2007-11-17 - Added organization, Lorins unconference website software and a few other update
A week or two ago a few guys wanting to get some ideas about running code camps. It has taken on a life of it's own but here are some notes I made based on running code camps in South Florida. I'll edit and add to this as the discussion progresses.
Organization
- Very important not to try and do it all yourself, get others involved.
- Planning is key
- Start at least a few months out, lining up venue, sponsors
- Pay attention to basics.

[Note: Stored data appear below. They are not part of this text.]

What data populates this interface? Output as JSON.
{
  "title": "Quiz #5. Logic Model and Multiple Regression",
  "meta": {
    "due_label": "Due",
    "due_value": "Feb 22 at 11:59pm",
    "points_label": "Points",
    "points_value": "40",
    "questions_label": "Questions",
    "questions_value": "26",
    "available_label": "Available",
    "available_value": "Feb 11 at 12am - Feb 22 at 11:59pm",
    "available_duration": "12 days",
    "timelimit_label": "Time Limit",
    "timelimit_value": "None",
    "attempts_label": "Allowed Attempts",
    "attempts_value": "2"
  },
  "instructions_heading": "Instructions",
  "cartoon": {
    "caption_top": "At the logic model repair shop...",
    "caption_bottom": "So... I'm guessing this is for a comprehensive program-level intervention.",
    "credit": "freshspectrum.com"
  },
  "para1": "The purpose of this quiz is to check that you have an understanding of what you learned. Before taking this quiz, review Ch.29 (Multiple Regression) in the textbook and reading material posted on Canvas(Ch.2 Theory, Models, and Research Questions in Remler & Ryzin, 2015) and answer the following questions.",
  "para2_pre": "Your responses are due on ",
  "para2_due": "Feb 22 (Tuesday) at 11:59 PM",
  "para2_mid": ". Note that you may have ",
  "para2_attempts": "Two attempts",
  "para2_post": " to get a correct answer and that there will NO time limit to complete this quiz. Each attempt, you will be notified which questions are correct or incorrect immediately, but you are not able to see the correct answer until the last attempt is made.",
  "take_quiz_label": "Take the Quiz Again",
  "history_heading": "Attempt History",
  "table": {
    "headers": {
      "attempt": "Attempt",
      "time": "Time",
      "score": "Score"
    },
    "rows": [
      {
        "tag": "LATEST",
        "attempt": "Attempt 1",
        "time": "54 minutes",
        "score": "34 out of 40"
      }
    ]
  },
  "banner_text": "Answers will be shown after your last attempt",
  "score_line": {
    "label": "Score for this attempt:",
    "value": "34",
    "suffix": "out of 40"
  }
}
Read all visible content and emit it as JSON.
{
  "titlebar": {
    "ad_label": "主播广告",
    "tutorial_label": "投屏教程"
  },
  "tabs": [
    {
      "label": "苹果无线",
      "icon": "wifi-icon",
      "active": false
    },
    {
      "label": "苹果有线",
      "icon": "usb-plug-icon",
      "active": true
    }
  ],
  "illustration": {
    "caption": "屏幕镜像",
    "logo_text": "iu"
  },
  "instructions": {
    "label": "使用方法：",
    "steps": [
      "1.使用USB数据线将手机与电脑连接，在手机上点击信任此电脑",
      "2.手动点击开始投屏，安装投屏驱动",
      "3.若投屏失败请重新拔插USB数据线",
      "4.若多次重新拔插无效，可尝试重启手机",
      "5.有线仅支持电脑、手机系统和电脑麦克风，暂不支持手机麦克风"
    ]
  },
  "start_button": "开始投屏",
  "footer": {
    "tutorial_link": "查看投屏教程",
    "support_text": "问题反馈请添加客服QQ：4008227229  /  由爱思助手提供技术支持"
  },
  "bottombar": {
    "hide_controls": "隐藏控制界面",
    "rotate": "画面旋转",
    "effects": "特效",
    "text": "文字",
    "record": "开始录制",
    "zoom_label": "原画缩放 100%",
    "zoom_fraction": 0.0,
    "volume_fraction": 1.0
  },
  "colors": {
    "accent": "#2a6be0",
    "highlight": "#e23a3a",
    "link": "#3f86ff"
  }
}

Venue, signage, food, directions.
Venue
- Free is good!
- Devry universities around the country seem to be open to dev events for no charge.
- In Florida community colleges charge some fees
- Best if you can have one large room or auditorium to accommodate everyone and then a bunch of classrooms.
- Don’t forget plenty of signage the day of the event.
Speakers
- Local / new speakers (chance to grow the community)
- MVP / RD
- MS DE’s can help a lot!
- We still use a word doc signup
Promotion
- Pull in all local user groups
- Promote to your members
- MSDN Flash
- Blogs
Sponsors
- Anti-manifesto but I claim there has never been a code camp without sponsors (Microsoft is a sponsor too!)
- The cheaper you can do the event, the less you have to worry about this.
- Recruiters, training companies, hosting companies and some component vendors will supply money.
- Don't need a full schedule, just a date to get going. All sponsors want to know an approximate attendance.
- We don't (no code camp I'm aware of) share the registration list with sponsors.
Volunteers
- User group members
- We get students from the university where we have the event
- Many times spouses are willing to put in a Saturday
Food
- Pizza is the easiest (3-4 people per pizza)
- No food is an option but not normal
- Easy on breakfast, not everyone will show up at 8am
Swag
- Microsoft (we use as a last resort)
- Recruiters
- Component vendors (Infragistics, ComponentONe, Nevron, Ideablade)
- Magazines (asp.net pro, code, msdn)
- Publishers (apress, wrox, wiley, sams, etc)
- Some will give money all will give product.
- Local companies (training, consulting, large corp)
Website
Resources
- Local DE’s are very important
- MVPs and RDs in the area
Evals
- Can keep it simple, just have blank evals for the speakers to give out and collect for their own use and then have one for the overall event.
- Don’t get roped into having people spend time manually entering evals afterwards, removes all the fun of code camp!
- Some have tried online evals after the fact
- Some use a composite eval with say six sections + a section on the back for the overall conference and use it to give out swag at the end.
- These are a trade off between easy, response rate and tabulation overhead.